General characteristics
- Class & type: Iron clipper ship
- Tons burthen: 970,99 GRT
- Length: 216 ft 6 in (65.99 m)
- Beam: 35 ft 2 in (10.72 m)
- Draught: 20 ft 5 in (6.22 m)
- Sail plan: Full-rigged ship

= Hallowe'en (clipper) =

Hallowe’en was a 920-ton iron clipper ship. She was built in 1870 by Maudslay, Son & Field at Greenwich, England, for Jock Willis & Sons (commissioned by John Willis, junior), and was a sister ship to the clipper ship Blackadder.

Due to faults in Blackadder, which caused dismasting on her maiden voyage, Hallowe’en was not handed over to Willis for nearly 18 months after her launch due to protracted legal action.

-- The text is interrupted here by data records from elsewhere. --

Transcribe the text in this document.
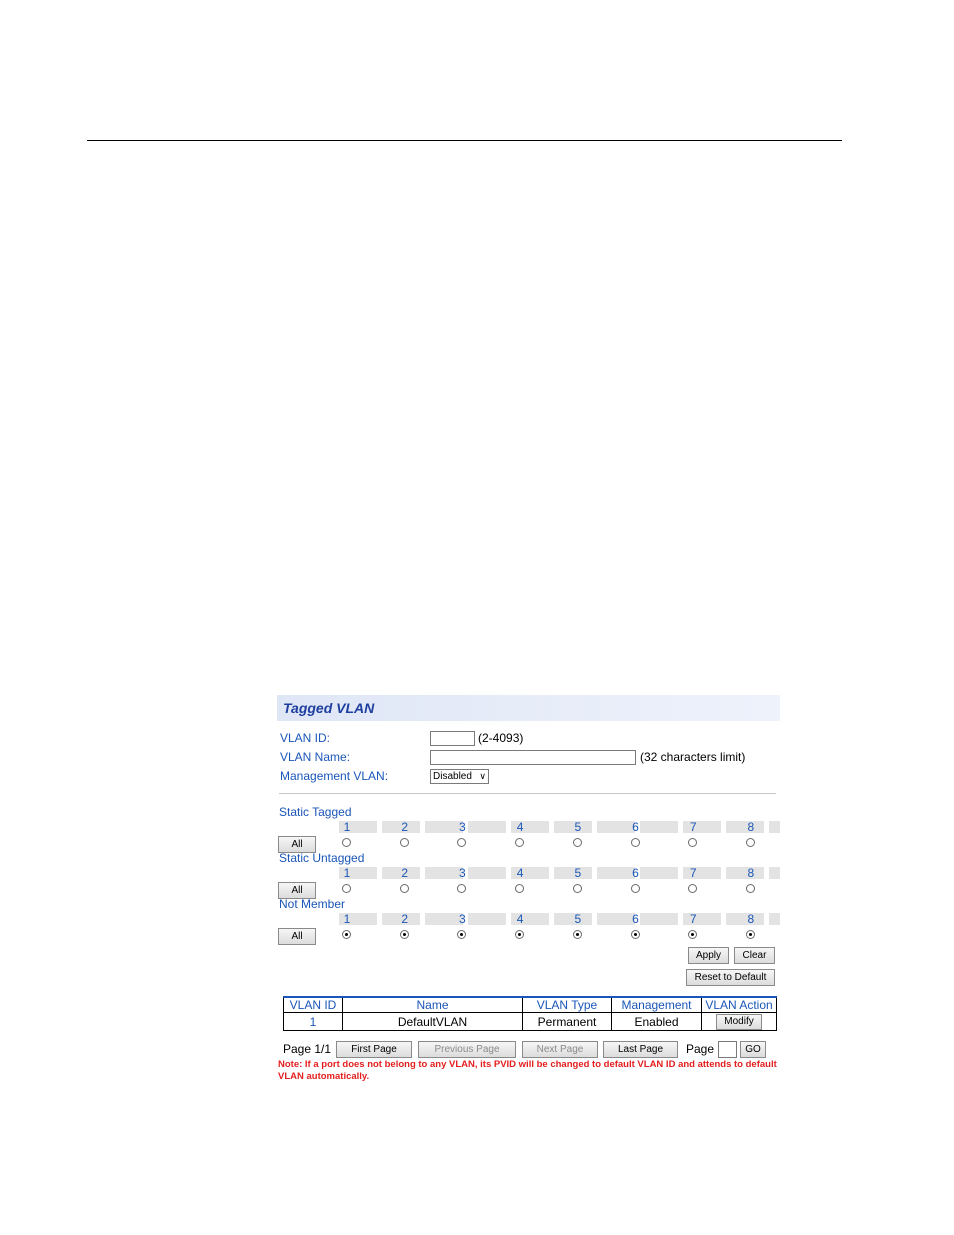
Tagged VLAN
VLAN ID:	(2-4093)
VLAN Name:	(32 characters limit)
Management VLAN:	Disabled ∨
Static Tagged
1	2	3	4	5	6	7	8
All
Static Untagged
1	2	3	4	5	6	7	8
All
Not Member
1	2	3	4	5	6	7	8
All
Apply	Clear
Reset to Default
VLAN ID	Name	VLAN Type	Management	VLAN Action
1	DefaultVLAN	Permanent	Enabled	Modify
Page 1/1	First Page	Previous Page	Next Page	Last Page	Page	GO
Note: If a port does not belong to any VLAN, its PVID will be changed to default VLAN ID and attends to default VLAN automatically.
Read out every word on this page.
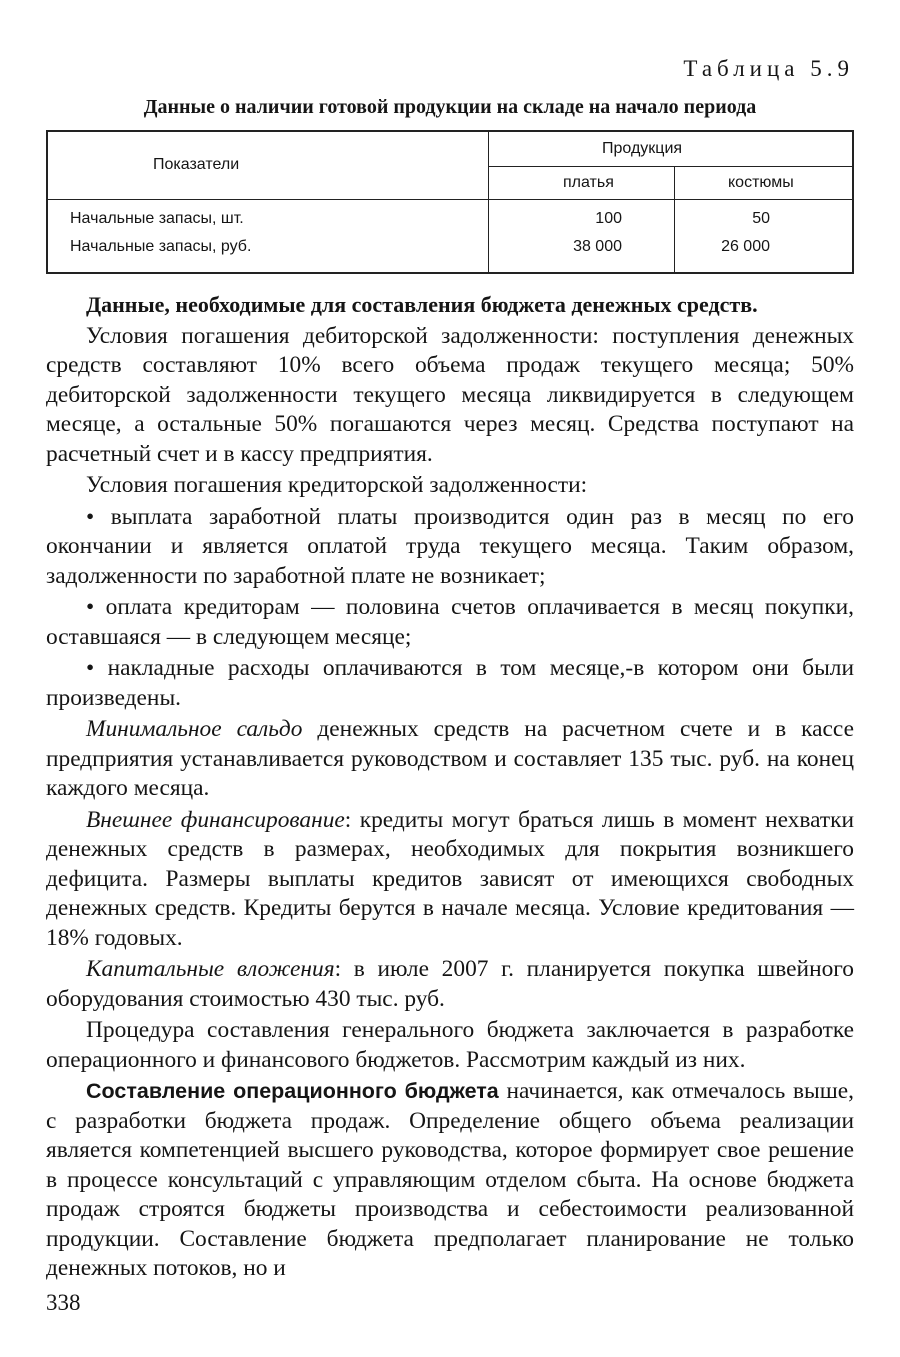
Таблица 5.9
Данные о наличии готовой продукции на складе на начало периода
Показатели
Продукция
платья	костюмы
Начальные запасы, шт.	100	50
Начальные запасы, руб.	38 000	26 000

Данные, необходимые для составления бюджета денежных средств.

Условия погашения дебиторской задолженности: поступления денежных средств составляют 10% всего объема продаж текущего месяца; 50% дебиторской задолженности текущего месяца ликвидируется в следующем месяце, а остальные 50% погашаются через месяц. Средства поступают на расчетный счет и в кассу предприятия.

Условия погашения кредиторской задолженности:

• выплата заработной платы производится один раз в месяц по его окончании и является оплатой труда текущего месяца. Таким образом, задолженности по заработной плате не возникает;

• оплата кредиторам — половина счетов оплачивается в месяц покупки, оставшаяся — в следующем месяце;

• накладные расходы оплачиваются в том месяце,-в котором они были произведены.

Минимальное сальдо денежных средств на расчетном счете и в кассе предприятия устанавливается руководством и составляет 135 тыс. руб. на конец каждого месяца.

Внешнее финансирование: кредиты могут браться лишь в момент нехватки денежных средств в размерах, необходимых для покрытия возникшего дефицита. Размеры выплаты кредитов зависят от имеющихся свободных денежных средств. Кредиты берутся в начале месяца. Условие кредитования — 18% годовых.

Капитальные вложения: в июле 2007 г. планируется покупка швейного оборудования стоимостью 430 тыс. руб.

Процедура составления генерального бюджета заключается в разработке операционного и финансового бюджетов. Рассмотрим каждый из них.

Составление операционного бюджета начинается, как отмечалось выше, с разработки бюджета продаж. Определение общего объема реализации является компетенцией высшего руководства, которое формирует свое решение в процессе консультаций с управляющим отделом сбыта. На основе бюджета продаж строятся бюджеты производства и себестоимости реализованной продукции. Составление бюджета предполагает планирование не только денежных потоков, но и

338
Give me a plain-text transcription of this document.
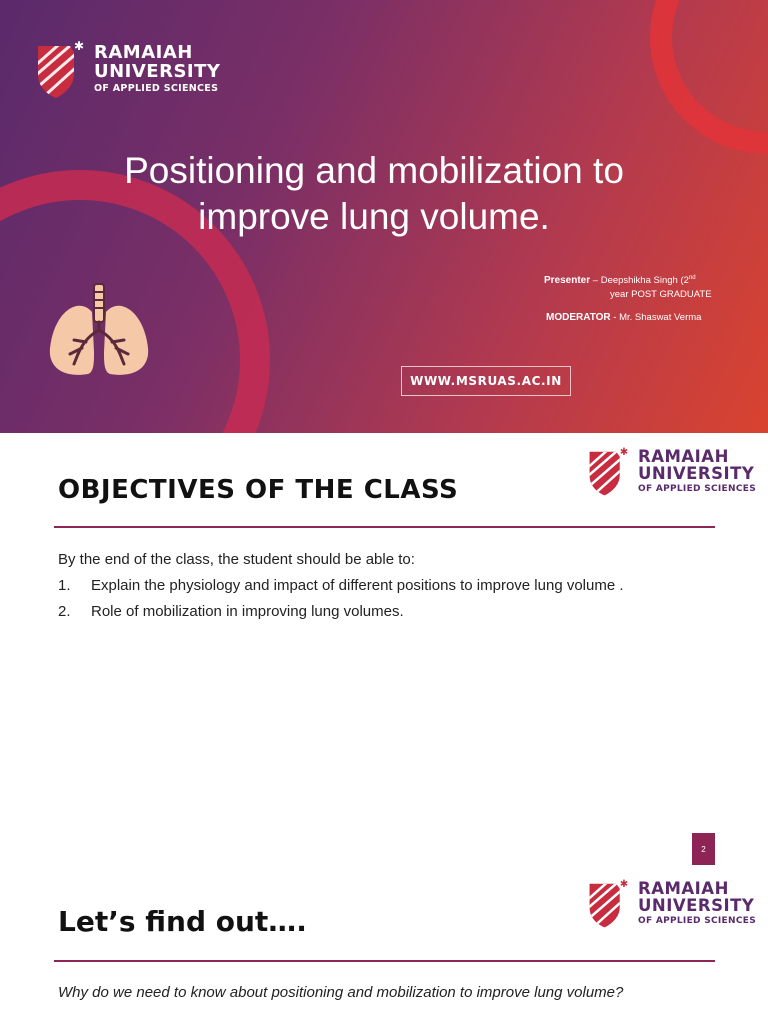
✱ RAMAIAH
UNIVERSITY
OF APPLIED SCIENCES
Positioning and mobilization to improve lung volume.
Presenter – Deepshikha Singh (2nd
year POST GRADUATE
MODERATOR - Mr. Shaswat Verma
WWW.MSRUAS.AC.IN
✱ RAMAIAH
UNIVERSITY
OF APPLIED SCIENCES
OBJECTIVES OF THE CLASS
By the end of the class, the student should be able to:
1.	Explain the physiology and impact of different positions to improve lung volume .
2.	Role of mobilization in improving lung volumes.
2
✱ RAMAIAH
UNIVERSITY
OF APPLIED SCIENCES
Let’s find out….
Why do we need to know about positioning and mobilization to improve lung volume?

==Record passage from China to London==
In 1874–1875, Hallowe’en sailed from Shanghai China, to London with a cargo of tea in 91 days, a record time, arriving 20 January 1875. She was fast in light airs and recorded many fast passages between China and the United Kingdom.

On 17 January 1887, Hallowe’en was on passage from Fuzhou, China, loaded with tea when she was wrecked in the English Channel at Soar Mill Cove off Salcombe, South Devon, England.